We hired a car and set out through the rain for points South of Hobart today.
Our first stop was an unscheduled emergency stop down a deserted side-road, occasioned by Declan turning a funny shade of green. Once he had walked off his travel-sickness, we found ourselves to be outside a lovely cafe that served the best savoury scones on Earth. A truly serendipitous moment.
Onwards we ploughed to the tesselated pavement; which honestly was more of a tesselated walkway. The adjacent blowhole proved equally anti-climactic by providing a mild splash instead of anything like a spout of water.

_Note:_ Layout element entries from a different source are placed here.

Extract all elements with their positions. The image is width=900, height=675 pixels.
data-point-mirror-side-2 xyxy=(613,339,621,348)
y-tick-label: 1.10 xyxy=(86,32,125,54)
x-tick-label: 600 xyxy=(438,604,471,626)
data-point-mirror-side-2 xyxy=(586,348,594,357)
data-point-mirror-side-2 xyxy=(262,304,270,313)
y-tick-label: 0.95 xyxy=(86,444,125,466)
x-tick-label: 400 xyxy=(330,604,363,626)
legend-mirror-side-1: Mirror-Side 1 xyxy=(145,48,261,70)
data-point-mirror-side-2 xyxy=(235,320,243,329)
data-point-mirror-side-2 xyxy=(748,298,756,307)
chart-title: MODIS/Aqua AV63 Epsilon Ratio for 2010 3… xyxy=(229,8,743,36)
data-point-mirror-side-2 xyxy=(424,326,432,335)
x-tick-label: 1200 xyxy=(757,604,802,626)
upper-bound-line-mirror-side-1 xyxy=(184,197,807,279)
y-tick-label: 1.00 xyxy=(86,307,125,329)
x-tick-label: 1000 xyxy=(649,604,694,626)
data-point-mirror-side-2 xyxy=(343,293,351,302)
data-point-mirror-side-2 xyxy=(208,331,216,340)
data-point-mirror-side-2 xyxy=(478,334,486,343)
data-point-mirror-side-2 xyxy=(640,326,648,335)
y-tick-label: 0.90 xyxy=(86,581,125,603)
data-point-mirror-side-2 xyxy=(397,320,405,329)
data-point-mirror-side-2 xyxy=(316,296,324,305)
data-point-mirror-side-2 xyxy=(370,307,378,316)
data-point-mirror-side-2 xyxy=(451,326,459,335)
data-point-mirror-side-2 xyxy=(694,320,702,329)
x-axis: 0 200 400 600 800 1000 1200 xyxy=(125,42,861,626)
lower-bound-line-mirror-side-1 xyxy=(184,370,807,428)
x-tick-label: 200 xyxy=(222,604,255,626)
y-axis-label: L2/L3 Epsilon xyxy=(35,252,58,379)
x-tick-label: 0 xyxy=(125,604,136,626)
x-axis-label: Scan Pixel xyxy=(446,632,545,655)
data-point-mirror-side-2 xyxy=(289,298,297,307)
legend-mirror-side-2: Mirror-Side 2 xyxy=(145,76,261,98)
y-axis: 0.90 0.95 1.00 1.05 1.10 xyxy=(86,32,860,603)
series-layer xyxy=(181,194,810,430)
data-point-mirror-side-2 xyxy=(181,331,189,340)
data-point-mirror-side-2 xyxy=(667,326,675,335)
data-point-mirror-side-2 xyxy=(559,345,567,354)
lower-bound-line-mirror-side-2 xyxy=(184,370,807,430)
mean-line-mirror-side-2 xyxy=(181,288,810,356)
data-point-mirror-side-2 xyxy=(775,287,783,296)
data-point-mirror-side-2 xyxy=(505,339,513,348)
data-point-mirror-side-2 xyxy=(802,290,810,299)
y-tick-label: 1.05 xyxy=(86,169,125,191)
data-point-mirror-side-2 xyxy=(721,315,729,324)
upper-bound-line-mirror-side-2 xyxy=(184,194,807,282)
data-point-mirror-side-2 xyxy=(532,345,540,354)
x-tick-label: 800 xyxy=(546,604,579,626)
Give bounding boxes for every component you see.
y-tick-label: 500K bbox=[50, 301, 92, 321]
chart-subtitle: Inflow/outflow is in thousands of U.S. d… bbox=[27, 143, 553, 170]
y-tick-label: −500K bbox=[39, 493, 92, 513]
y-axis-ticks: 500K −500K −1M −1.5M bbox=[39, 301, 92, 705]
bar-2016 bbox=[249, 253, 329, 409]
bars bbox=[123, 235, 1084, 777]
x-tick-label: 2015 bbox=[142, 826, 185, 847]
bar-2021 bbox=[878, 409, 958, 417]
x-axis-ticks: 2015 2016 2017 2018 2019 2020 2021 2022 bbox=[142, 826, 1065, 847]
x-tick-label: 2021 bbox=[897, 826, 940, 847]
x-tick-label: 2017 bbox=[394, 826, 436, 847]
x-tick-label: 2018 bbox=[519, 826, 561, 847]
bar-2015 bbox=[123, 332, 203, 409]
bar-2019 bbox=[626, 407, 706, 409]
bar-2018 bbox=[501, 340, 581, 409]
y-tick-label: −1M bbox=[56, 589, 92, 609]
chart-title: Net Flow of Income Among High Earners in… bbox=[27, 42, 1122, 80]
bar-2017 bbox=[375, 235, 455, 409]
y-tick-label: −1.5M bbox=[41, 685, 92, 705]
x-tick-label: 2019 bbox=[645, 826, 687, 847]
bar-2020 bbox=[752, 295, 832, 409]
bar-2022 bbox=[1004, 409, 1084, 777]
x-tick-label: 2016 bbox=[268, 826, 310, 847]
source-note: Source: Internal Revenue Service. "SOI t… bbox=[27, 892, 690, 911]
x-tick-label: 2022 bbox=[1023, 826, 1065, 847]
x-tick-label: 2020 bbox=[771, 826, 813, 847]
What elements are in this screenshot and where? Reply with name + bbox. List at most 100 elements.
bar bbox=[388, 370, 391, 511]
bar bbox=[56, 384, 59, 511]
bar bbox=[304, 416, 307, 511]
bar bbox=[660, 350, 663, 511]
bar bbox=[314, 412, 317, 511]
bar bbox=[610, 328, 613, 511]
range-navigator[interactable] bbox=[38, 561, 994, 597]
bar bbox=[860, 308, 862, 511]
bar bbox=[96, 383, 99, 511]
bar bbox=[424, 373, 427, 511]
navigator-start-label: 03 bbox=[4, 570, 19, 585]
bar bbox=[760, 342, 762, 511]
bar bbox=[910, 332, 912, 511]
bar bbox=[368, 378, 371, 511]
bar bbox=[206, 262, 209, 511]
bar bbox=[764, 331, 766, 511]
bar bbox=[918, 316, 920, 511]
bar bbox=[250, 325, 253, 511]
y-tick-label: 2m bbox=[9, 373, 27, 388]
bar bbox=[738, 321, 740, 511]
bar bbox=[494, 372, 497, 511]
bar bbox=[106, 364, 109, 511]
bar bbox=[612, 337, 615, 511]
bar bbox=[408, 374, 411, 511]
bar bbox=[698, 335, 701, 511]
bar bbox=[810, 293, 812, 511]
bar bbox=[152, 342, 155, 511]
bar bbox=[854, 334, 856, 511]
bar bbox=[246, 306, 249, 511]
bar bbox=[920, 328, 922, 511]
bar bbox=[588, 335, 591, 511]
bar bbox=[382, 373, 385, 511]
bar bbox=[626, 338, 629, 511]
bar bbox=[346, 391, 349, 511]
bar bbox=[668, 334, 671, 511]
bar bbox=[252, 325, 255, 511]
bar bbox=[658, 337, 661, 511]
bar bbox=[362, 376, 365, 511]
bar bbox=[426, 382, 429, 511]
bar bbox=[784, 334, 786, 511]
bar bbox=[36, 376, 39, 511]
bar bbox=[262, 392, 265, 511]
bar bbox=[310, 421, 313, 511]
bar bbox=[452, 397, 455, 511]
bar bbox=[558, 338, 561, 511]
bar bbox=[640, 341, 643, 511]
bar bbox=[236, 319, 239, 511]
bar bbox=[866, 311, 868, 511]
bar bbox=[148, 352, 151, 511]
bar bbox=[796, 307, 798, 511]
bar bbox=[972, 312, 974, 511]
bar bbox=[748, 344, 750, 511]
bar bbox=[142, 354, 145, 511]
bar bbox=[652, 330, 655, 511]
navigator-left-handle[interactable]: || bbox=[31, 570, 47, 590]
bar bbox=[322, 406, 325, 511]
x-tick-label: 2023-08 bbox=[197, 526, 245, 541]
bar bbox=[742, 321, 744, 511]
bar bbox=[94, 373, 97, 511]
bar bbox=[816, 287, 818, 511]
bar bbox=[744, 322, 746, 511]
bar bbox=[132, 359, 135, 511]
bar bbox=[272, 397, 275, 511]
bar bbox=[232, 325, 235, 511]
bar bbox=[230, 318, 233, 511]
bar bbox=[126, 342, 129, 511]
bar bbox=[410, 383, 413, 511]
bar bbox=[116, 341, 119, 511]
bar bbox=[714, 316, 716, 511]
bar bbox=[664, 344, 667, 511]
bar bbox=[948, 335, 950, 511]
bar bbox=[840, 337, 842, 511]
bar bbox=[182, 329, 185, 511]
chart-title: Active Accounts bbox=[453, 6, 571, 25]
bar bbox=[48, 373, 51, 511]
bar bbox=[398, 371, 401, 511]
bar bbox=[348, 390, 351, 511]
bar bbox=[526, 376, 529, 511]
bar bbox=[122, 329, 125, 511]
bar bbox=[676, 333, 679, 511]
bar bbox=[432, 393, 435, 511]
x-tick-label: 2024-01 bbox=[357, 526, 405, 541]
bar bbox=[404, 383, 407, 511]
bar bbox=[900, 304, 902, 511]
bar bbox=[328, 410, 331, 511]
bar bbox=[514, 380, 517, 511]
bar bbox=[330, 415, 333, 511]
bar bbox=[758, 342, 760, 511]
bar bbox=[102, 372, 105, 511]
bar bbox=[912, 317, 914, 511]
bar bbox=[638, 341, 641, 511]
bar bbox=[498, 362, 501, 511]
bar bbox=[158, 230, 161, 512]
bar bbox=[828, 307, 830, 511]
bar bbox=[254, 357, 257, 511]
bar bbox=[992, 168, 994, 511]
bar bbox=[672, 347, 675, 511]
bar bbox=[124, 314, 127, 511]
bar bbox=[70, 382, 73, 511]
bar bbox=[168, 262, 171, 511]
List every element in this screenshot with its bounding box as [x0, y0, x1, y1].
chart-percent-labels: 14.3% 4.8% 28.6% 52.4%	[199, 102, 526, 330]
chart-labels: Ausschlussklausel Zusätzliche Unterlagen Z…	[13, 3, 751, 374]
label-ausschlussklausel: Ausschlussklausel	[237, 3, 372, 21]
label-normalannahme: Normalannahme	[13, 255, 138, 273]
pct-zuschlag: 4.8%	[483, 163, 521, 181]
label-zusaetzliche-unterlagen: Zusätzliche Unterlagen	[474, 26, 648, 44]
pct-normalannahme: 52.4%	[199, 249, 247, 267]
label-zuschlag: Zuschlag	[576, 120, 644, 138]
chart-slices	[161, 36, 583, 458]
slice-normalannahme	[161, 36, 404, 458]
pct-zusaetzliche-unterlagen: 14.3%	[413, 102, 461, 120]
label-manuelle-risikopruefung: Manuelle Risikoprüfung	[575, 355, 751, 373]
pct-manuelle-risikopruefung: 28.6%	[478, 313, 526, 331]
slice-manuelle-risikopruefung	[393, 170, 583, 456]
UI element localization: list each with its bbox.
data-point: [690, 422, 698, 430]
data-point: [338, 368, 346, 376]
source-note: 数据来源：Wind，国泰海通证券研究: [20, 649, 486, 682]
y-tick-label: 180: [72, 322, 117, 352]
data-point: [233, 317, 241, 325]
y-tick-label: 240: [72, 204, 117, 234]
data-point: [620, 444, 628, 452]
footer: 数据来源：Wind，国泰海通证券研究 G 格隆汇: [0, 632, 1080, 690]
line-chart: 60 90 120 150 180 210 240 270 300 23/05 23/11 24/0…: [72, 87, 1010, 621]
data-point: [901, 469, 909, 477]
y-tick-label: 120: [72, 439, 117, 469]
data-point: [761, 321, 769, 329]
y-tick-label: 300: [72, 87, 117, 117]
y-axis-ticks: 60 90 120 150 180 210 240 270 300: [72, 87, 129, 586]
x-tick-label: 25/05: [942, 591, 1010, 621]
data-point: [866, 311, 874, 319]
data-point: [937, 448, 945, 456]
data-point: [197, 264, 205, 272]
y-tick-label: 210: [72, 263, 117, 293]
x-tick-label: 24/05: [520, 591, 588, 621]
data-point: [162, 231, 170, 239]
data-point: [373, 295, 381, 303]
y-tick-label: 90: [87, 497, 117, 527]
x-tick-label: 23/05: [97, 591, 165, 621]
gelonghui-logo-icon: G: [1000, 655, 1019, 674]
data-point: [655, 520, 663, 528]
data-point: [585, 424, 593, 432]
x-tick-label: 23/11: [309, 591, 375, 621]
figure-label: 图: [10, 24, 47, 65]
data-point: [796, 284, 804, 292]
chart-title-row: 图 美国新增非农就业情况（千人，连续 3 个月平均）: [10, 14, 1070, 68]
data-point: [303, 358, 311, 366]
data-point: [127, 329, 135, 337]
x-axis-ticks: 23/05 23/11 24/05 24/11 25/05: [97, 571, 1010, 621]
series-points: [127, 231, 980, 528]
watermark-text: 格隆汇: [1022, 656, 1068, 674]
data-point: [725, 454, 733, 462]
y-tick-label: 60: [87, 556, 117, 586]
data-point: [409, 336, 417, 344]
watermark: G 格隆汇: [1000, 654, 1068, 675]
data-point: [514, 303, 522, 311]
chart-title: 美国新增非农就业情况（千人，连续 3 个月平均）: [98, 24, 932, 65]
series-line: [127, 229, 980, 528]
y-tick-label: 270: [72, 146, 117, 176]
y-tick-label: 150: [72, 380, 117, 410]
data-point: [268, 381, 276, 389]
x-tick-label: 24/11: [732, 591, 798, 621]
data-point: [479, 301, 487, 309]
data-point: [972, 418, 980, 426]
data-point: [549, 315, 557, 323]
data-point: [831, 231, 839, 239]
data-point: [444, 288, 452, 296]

So by the time we reached the Tasmanian Devil Conservation Park we weren’t expecting a lot – and so were very pleasantly surprised by what we found. We got to get very up close and personal with Devils and with Quolls. our conclusion, however, was that Tasmanian Devils are a sadly ill-favoured bunch. They look just like over-grown rats with bad tempers. Theer only endearing quality from an audience-pleasing point of view is their propensity for random and frequent violence. Several times a minute they would seek out an opportunity to open up their cavernous and sharply-toothed jaws and try to clamp them shut upon snout of a neighbouring Devil. All accompanied by a high-pitched hissing, squealing sound. The result is that their faces are a mess of scars and cuts – which does nothing for their appeal.
In stark contrast, their cousins the Quolls have got cute down pat. They have a lovely speckled fur, an inquisitive little nose that twitches as they explore and bright button eyes. The Quolls you want to hug; the devils you want to run from – and that may well explain the general ambivalence about the poor Devil’s fate.
Declan had been insisting as we drove down, that Tasmanian devils were cute. His argument persisted until he saw them tearing into a haunch of wallaby when he exclaimed “Oh, that’s not cute!” and promptly transferred his alliegance to he Quolls.
Onwards again we headed into Port Arthur. Once the model of a modern penal colony, Port Arthur was the place the British Empire sent its hard cases. Rather than trying to whip them into submission, it aimed to play with their heads through solitary confinement. The results were impressive: It did nothing to stop recidivism, but it did shift a lot of prisoners out of the penal system and into insane asylums. We were stunned by the story of how these people were treated in the 1800s – and by how similar the treatment meted out to prisoners in Iraq and, more horrfying still, prisoners in NSW today is.
Port Arthur has some lovely buildings, built by convict slave labour and now slowly eroding away. But, as time goes by, it’s not only the sandstone and bricks that are eroding away. The rough edges of both prisoners and he system are being polished off into stories of romance and heroism that probably do historical reality a great disservice. I get the feeling that both the prioners and the jailers were largely akin the Tasmanian Devil but that these days they are bring portrayed as Quolls.